7-Eleven is bringing jobs to Jacksonville and, in cases like Clark’s, changing lives. An out-of-work single mother, Clark found herself all but homeless, sleeping on the couches and floors of friends. After years of searching for work, the 23-year-old had all but given up hope of a job that would afford her and her young son an independent life.
Since joining the staff at the downtown 7-Eleven store in August, Clark believes she has turned the corner and is making plans for the future, tough to do when you have been living day to day.
Life has dealt Clark some tough breaks. She landed in a foster home in Champagne, Ill., when she was just four years old and bounced between foster care and group homes for six years when she reunited with her mother and siblings. The family moved to St. Augustine, Fla., to make a new start.
However, a heartbreaking blow struck the struggling young family three years later. Clark’s mother died in her arms after suffering a sudden brain aneurism. As her young brother and sister looked on, Clark refused to let go of her mother after emergency medical personnel arrived. As the oldest child, Clark said, “I had to grow up fast.”
An abusive uncle became the children’s new guardian, and Clark remembers moving a dresser in front of the door to keep him out of her room. For the second time in her life, she and her siblings were placed in foster care. The Department of Child Services, while trying to keep Clark and her younger brother and sister close to each other, moved them to Jacksonville from St. Augustine. They never stayed in one place very long.
“It’s hard to place teen-age kids, and even more so when there are siblings,” she said. Clark estimates she lived in more than 80 foster homes and five group homes.
With first-hand knowledge of the difficulties a transient lifestyle can have on a child, Clark dreams of a better world for her own young son, now 2. She is saving money to lease an apartment of her own, and hopes to have her own place by March.
When asked what was the most important thing she had gotten from 7-Eleven, Clark’s answer is simple. “A job,” she said. “A chance to show them what I can do, a chance to support my son, something I didn’t have growing up. I was forced to become a woman too early, but I chose to become human. I know how much I hurt, and I want a better life for him. When I was hired at 7-Eleven, it took a lot off my shoulders.”

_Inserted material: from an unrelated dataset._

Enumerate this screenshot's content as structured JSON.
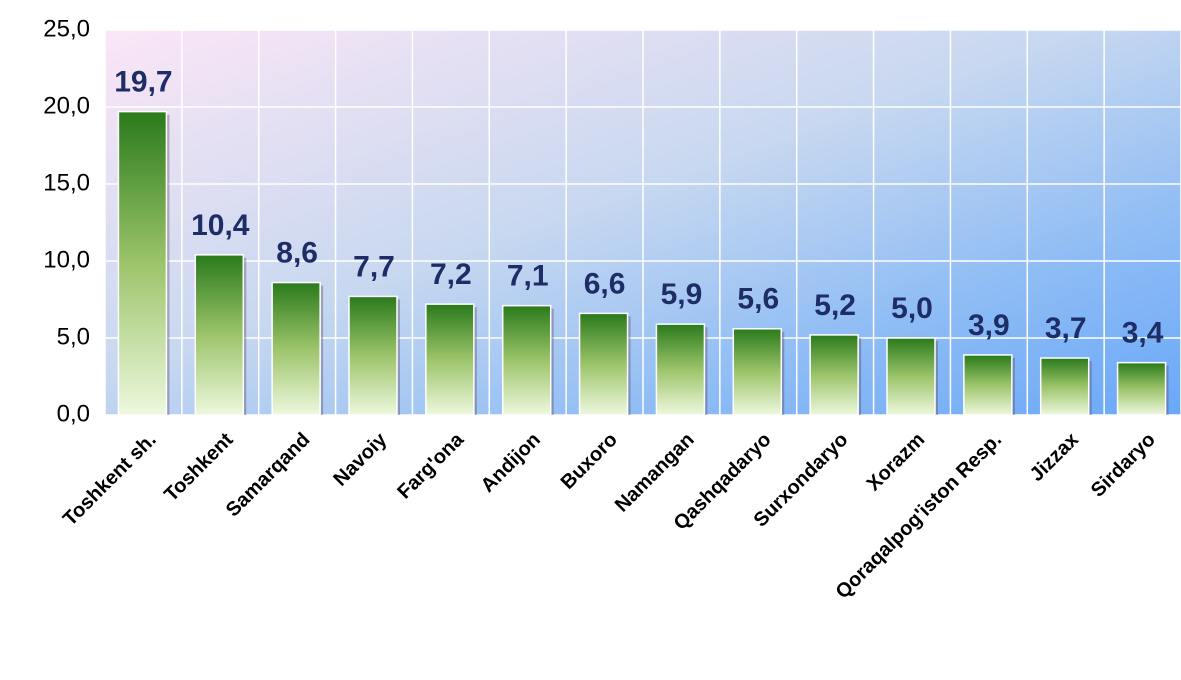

In addition to her job at 7-Eleven, Clark is working to earn an associate’s degree to become a pharmacy technician. She also plans to begin a culinary trade program in January to gain more marketable skills.
“I can’t say enough good things about 7-Eleven,” Clark said. “They really care about you and work with you. I know it is all about the customers but if the staff isn’t happy, the customers aren’t happy. We have a happy staff. They’re like my family.”
And for Clark, that may be the most important gift of all.